Kapuskasing is the largest community located directly on Highway 11 between Thunder Bay and Temiskaming Shores. Kapuskasing, like most northern communities, began with the development of the National Transcontinental Railway. The camp, established on the banks of the Kapuskasing River by the railroad company, grew into a settlement known as MacPherson. In 1917, the name of MacPherson changed to Kapuskasing, as it remains today. Kapuskasing means "Bend in the river" in Cree.
During World War I, the Canadian government looked to build an internment camp for enemy aliens residing within the country. Kapuskasing's remoteness provided an ideal solution. Eventually enemy soldiers, captured in battle, were also sent to Kapuskasing for imprisonment. A small cemetery about 2 kilometres west of the community marks the original location of the internment camp.
After the war, the Canadian government needed to maintain the development of Northern Ontario by increasing its population. In order to do so, the government offered 100 acres of land to any family willing to settle in the north.

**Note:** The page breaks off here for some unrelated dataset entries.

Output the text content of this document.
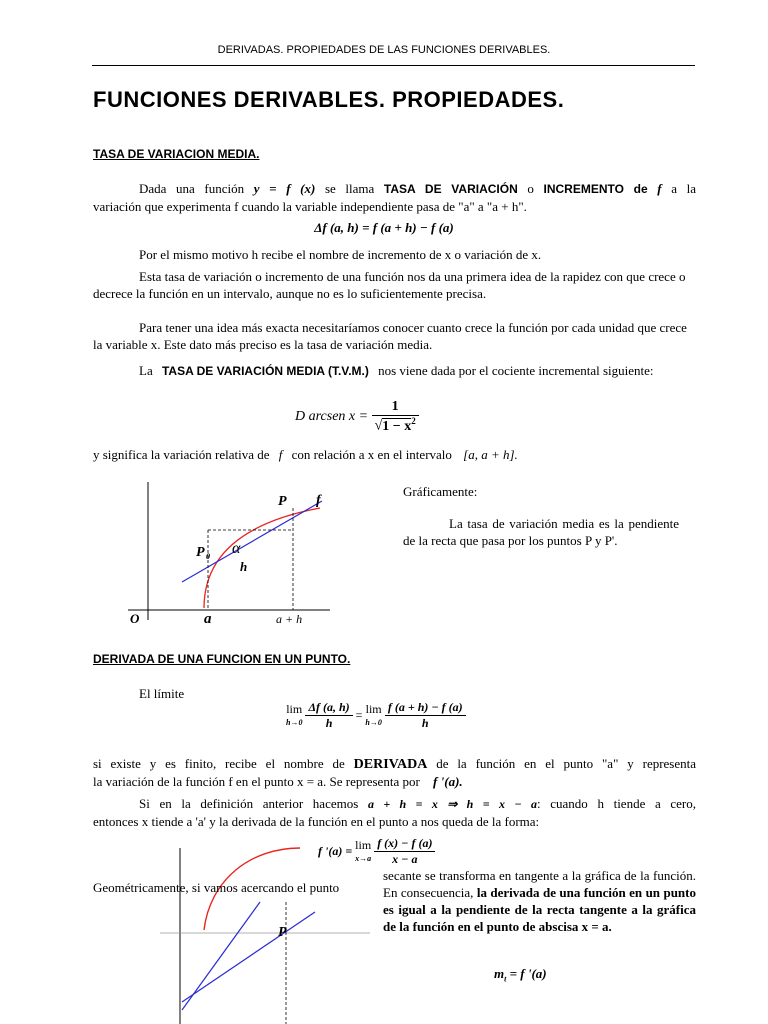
DERIVADAS. PROPIEDADES DE LAS FUNCIONES DERIVABLES.
FUNCIONES DERIVABLES. PROPIEDADES.
TASA DE VARIACION MEDIA.
Dada una función y = f (x) se llama TASA DE VARIACIÓN o INCREMENTO de f a la
variación que experimenta f cuando la variable independiente pasa de "a" a "a + h".
Δf (a, h) = f (a + h) − f (a)
Por el mismo motivo h recibe el nombre de incremento de x o variación de x.
Esta tasa de variación o incremento de una función nos da una primera idea de la rapidez con que crece o decrece la función en un intervalo, aunque no es lo suficientemente precisa.
Para tener una idea más exacta necesitaríamos conocer cuanto crece la función por cada unidad que crece la variable x. Este dato más preciso es la tasa de variación media.
La TASA DE VARIACIÓN MEDIA (T.V.M.) nos viene dada por el cociente incremental siguiente:
D arcsen $x = \frac{1}{√1 - x^2}$
y significa la variación relativa de f con relación a x en el intervalo [a, a + h].
P f
P 0 α
h
O	a	a + h
Gráficamente:
La tasa de variación media es la pendiente de la recta que pasa por los puntos P y P'.
DERIVADA DE UNA FUNCION EN UN PUNTO.
El límite
lim
h→0
$\frac{\Delta f (a, h)}{h} = \lim$
h→0
$\frac{f (a + h) - f (a)}{h}$
si existe y es finito, recibe el nombre de DERIVADA de la función en el punto "a" y representa
la variación de la función f en el punto x = a. Se representa por f '(a).
Si en la definición anterior hacemos a + h = x ⇒ h = x − a: cuando h tiende a cero,
entonces x tiende a 'a' y la derivada de la función en el punto a nos queda de la forma:
f '(a) = lim
x→a
$\frac{f (x) - f (a)}{x - a}$
P
Geométricamente, si vamos acercando el punto
secante se transforma en tangente a la gráfica de la función. En consecuencia, la derivada de una función en un punto es igual a la pendiente de la recta tangente a la gráfica de la función en el punto de abscisa x = a.
$m_t = f$ '(a)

It is during this period that people began realizing the value of the abundant stands of black spruce in the area. In 1920, the Spruce Falls Power and Paper Company Ltd. opened its doors in Kapuskasing. Spruce Falls brought much wealth and comfort to the inhabitants, who gradually abandoned farming and took up work at the mill or in the many logging camps. In 1991, the newsprint manufacturing mill became an employee-owned company. Tembec Inc. acquired all of the company shares in 1997. Since its establishment, the pulp and paper mill has played a major role in the development of the community.